| Summary: | Benchmark inline asm in SDL_stdinc.h and maybe remove it | ||
|---|---|---|---|
| Product: | SDL | Reporter: | Ryan C. Gordon <icculus> |
| Component: | *don't know* | Assignee: | Ryan C. Gordon <icculus> |
| Status: | RESOLVED FIXED | QA Contact: | Sam Lantinga <slouken> |
| Severity: | minor | ||
| Priority: | P2 | ||
| Version: | HG 2.0 | ||
| Hardware: | x86 | ||
| OS: | Other | ||
| Attachments: | Test program... | ||
|
Description
Ryan C. Gordon
2013-03-15 01:43:11 UTC
Created attachment 1214 [details]
Test program...
Ok, here's what I've got. Attached is a simple test program. It just does SDL_memset4() on a stack buffer, then does it with memset()...the theory is that we'll get into the L2 cache and then be testing the algorithm instead of memory latency.

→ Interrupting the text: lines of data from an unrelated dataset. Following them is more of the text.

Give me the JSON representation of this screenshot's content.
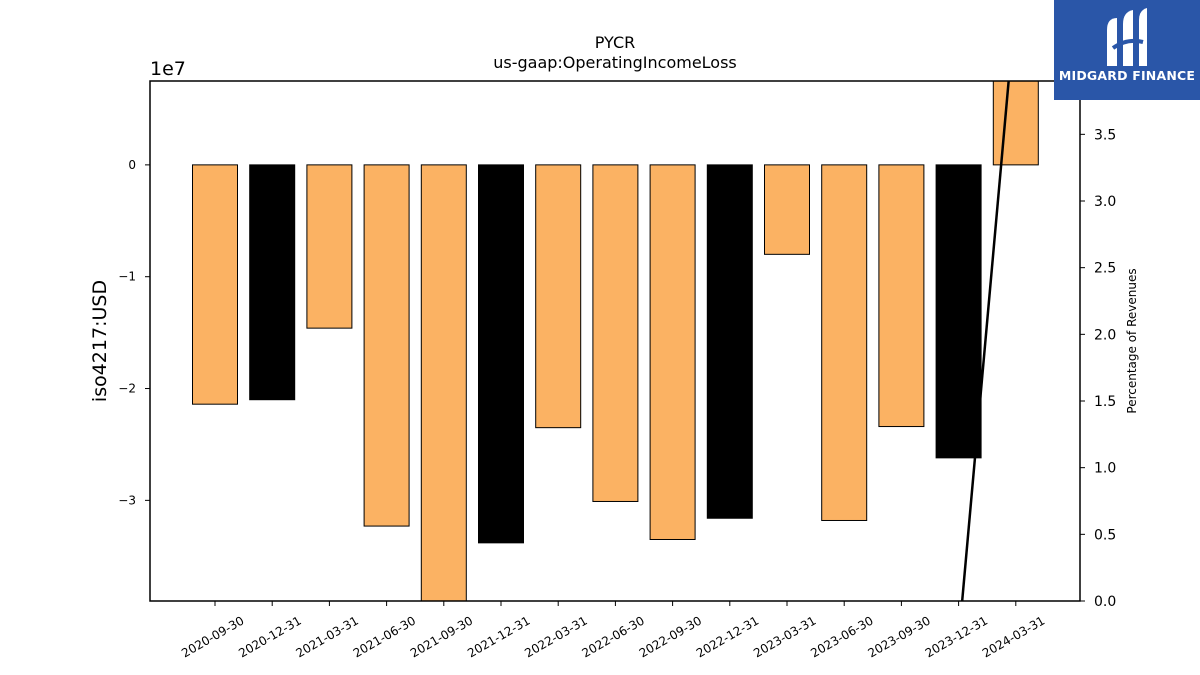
{
  "brand": {
    "name": "MIDGARD FINANCE",
    "color": "#2a56a8",
    "logo_icon": "midgard-m-icon"
  },
  "chart_data": {
    "type": "bar",
    "title": "PYCR",
    "subtitle": "us-gaap:OperatingIncomeLoss",
    "ylabel": "iso4217:USD",
    "ylabel_right": "Percentage of Revenues",
    "y_offset_label": "1e7",
    "y_scale": 10000000,
    "ylim": [
      -39000000,
      7500000
    ],
    "yticks": [
      0,
      -10000000,
      -20000000,
      -30000000
    ],
    "ytick_labels": [
      "0",
      "−1",
      "−2",
      "−3"
    ],
    "ylim_right": [
      0.0,
      3.9
    ],
    "yticks_right": [
      0.0,
      0.5,
      1.0,
      1.5,
      2.0,
      2.5,
      3.0,
      3.5
    ],
    "ytick_labels_right": [
      "0.0",
      "0.5",
      "1.0",
      "1.5",
      "2.0",
      "2.5",
      "3.0",
      "3.5"
    ],
    "categories": [
      "2020-09-30",
      "2020-12-31",
      "2021-03-31",
      "2021-06-30",
      "2021-09-30",
      "2021-12-31",
      "2022-03-31",
      "2022-06-30",
      "2022-09-30",
      "2022-12-31",
      "2023-03-31",
      "2023-06-30",
      "2023-09-30",
      "2023-12-31",
      "2024-03-31"
    ],
    "values": [
      -21400000,
      -21000000,
      -14600000,
      -32300000,
      -39500000,
      -33800000,
      -23500000,
      -30100000,
      -33500000,
      -31600000,
      -8000000,
      -31800000,
      -23400000,
      -26200000,
      8500000
    ],
    "bar_colors": [
      "#fbb263",
      "#000000",
      "#fbb263",
      "#fbb263",
      "#fbb263",
      "#000000",
      "#fbb263",
      "#fbb263",
      "#fbb263",
      "#000000",
      "#fbb263",
      "#fbb263",
      "#fbb263",
      "#000000",
      "#fbb263"
    ],
    "line_series": {
      "x": [
        "2023-12-31",
        "2024-03-31"
      ],
      "values": [
        -0.3,
        4.5
      ],
      "color": "#000000"
    },
    "grid": false,
    "legend": false
  }
}
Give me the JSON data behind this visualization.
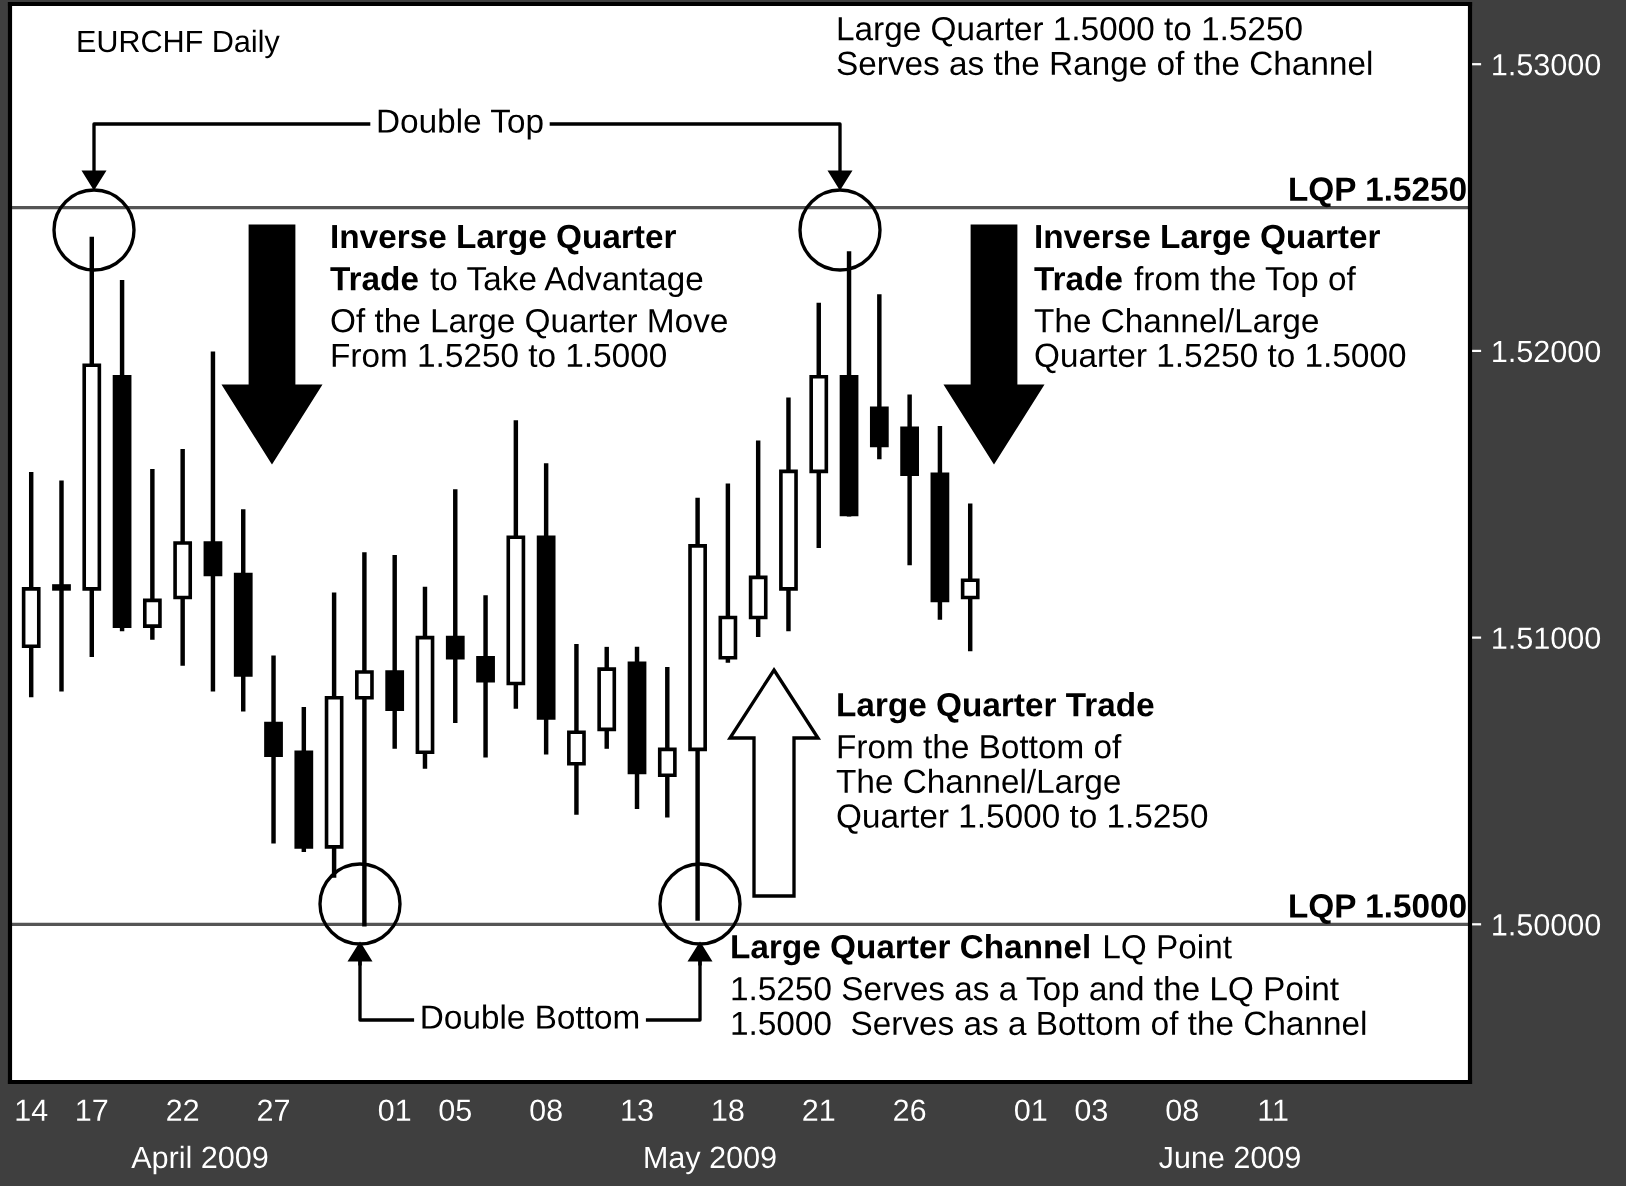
{
  "chart_data": {
    "type": "candlestick",
    "title": "EURCHF Daily",
    "categories": [
      "14",
      null,
      "17",
      null,
      null,
      "22",
      null,
      null,
      "27",
      null,
      null,
      null,
      "01",
      null,
      "05",
      null,
      null,
      "08",
      null,
      null,
      "13",
      null,
      null,
      "18",
      null,
      null,
      "21",
      null,
      null,
      "26",
      null,
      null,
      null,
      "01",
      null,
      "03",
      null,
      null,
      "08",
      null,
      null,
      "11",
      null,
      null,
      null,
      null,
      null,
      null
    ],
    "ohlc": [
      [
        1.5097,
        1.5157,
        1.508,
        1.5117
      ],
      [
        1.5117,
        1.5154,
        1.5082,
        1.5118
      ],
      [
        1.5117,
        1.5239,
        1.5094,
        1.5195
      ],
      [
        1.5191,
        1.5224,
        1.5103,
        1.5104
      ],
      [
        1.5104,
        1.5158,
        1.51,
        1.5113
      ],
      [
        1.5114,
        1.5165,
        1.5091,
        1.5133
      ],
      [
        1.5133,
        1.5199,
        1.5082,
        1.5122
      ],
      [
        1.5122,
        1.5144,
        1.5075,
        1.5087
      ],
      [
        1.507,
        1.5093,
        1.5029,
        1.5059
      ],
      [
        1.506,
        1.5075,
        1.5026,
        1.5027
      ],
      [
        1.5027,
        1.5115,
        1.5017,
        1.5079
      ],
      [
        1.5079,
        1.5129,
        1.5,
        1.5088
      ],
      [
        1.5088,
        1.5128,
        1.5062,
        1.5075
      ],
      [
        1.506,
        1.5117,
        1.5055,
        1.51
      ],
      [
        1.51,
        1.5151,
        1.5071,
        1.5093
      ],
      [
        1.5093,
        1.5114,
        1.5059,
        1.5085
      ],
      [
        1.5084,
        1.5175,
        1.5076,
        1.5135
      ],
      [
        1.5135,
        1.516,
        1.506,
        1.5072
      ],
      [
        1.5056,
        1.5097,
        1.5039,
        1.5067
      ],
      [
        1.5068,
        1.5096,
        1.5062,
        1.5089
      ],
      [
        1.5091,
        1.5096,
        1.5041,
        1.5053
      ],
      [
        1.5052,
        1.5089,
        1.5038,
        1.5061
      ],
      [
        1.5061,
        1.5148,
        1.5002,
        1.5132
      ],
      [
        1.5093,
        1.5153,
        1.5092,
        1.5107
      ],
      [
        1.5107,
        1.5168,
        1.5101,
        1.5121
      ],
      [
        1.5117,
        1.5183,
        1.5103,
        1.5158
      ],
      [
        1.5158,
        1.5216,
        1.5132,
        1.5191
      ],
      [
        1.5191,
        1.5234,
        1.5143,
        1.5143
      ],
      [
        1.518,
        1.5219,
        1.5163,
        1.5167
      ],
      [
        1.5173,
        1.5184,
        1.5126,
        1.5157
      ],
      [
        1.5157,
        1.5173,
        1.5107,
        1.5113
      ],
      [
        1.5114,
        1.5146,
        1.5096,
        1.512
      ],
      null,
      null,
      null,
      null,
      null,
      null,
      null,
      null,
      null,
      null,
      null,
      null,
      null,
      null,
      null,
      null
    ],
    "ylim": [
      1.4945,
      1.5321
    ],
    "yticks": [
      {
        "value": 1.5,
        "label": "1.50000"
      },
      {
        "value": 1.51,
        "label": "1.51000"
      },
      {
        "value": 1.52,
        "label": "1.52000"
      },
      {
        "value": 1.53,
        "label": "1.53000"
      }
    ],
    "ref_lines": [
      {
        "axis": "y",
        "value": 1.525,
        "label": "LQP 1.5250",
        "color": "#555555"
      },
      {
        "axis": "y",
        "value": 1.5,
        "label": "LQP 1.5000",
        "color": "#555555"
      }
    ],
    "annotations": [
      "Large Quarter 1.5000 to 1.5250\nServes as the Range of the Channel",
      "Double Top",
      "Inverse Large Quarter",
      "Trade",
      "to Take Advantage",
      "Of the Large Quarter Move\nFrom 1.5250 to 1.5000",
      "Inverse Large Quarter",
      "Trade",
      "from the Top of",
      "The Channel/Large\nQuarter 1.5250 to 1.5000",
      "Large Quarter Trade",
      "From the Bottom of\nThe Channel/Large\nQuarter 1.5000 to 1.5250",
      "Double Bottom",
      "Large Quarter Channel",
      "LQ Point",
      "1.5250 Serves as a Top and the LQ Point\n1.5000  Serves as a Bottom of the Channel",
      "April 2009",
      "May 2009",
      "June 2009"
    ]
  }
}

Here's what I get testing SDL_memset4() on a Retina MacBook Pro, 32-bit process:
asm average: 336.600000
sys average: 228.200000
So system memset() beats SDL_memset4() here. Oh, hey, what happens on x86-64 when we don't get the inline asm?
asm average: 860.200000
sys average: 231.600000
(gcc -O3 in all these cases. "clang -O3" on amd64 does ~654 milliseconds. clang for x86 is about equivalent to gcc.)
--ryan.
On Linux x86-64, this yields: asm average: 569.200000 sys average: 289.600000 On Linux x86: asm average: 311.600000 sys average: 290.200000 --ryan. On Windows, Visual Studio 2010 with /Ox optimizations appears to realize this memset() is useless and makes it a no-op, making the memset() test take zero milliseconds. :) SDL_memset4() never uses the asm code on Visual Studio (just the C fallback), so I say we dump this code. As we're moving into x86-64 and ARM processors as the main targets, we never get the asm code anyhow, and even the asm code can't keep up with the system's C runtime versions on any platform. --ryan. Removed in hg changeset 898992405fa7. --ryan. Backed out commit 898992405fa7 because memset() does a byte fill and SDL_memset4() does a uint32 fill and this change breaks SDL_FillRect() Closing this as FIXED because the rest of the inline ASM got removed, and SDL_memset4 needs to stay (whoops!). --ryan. |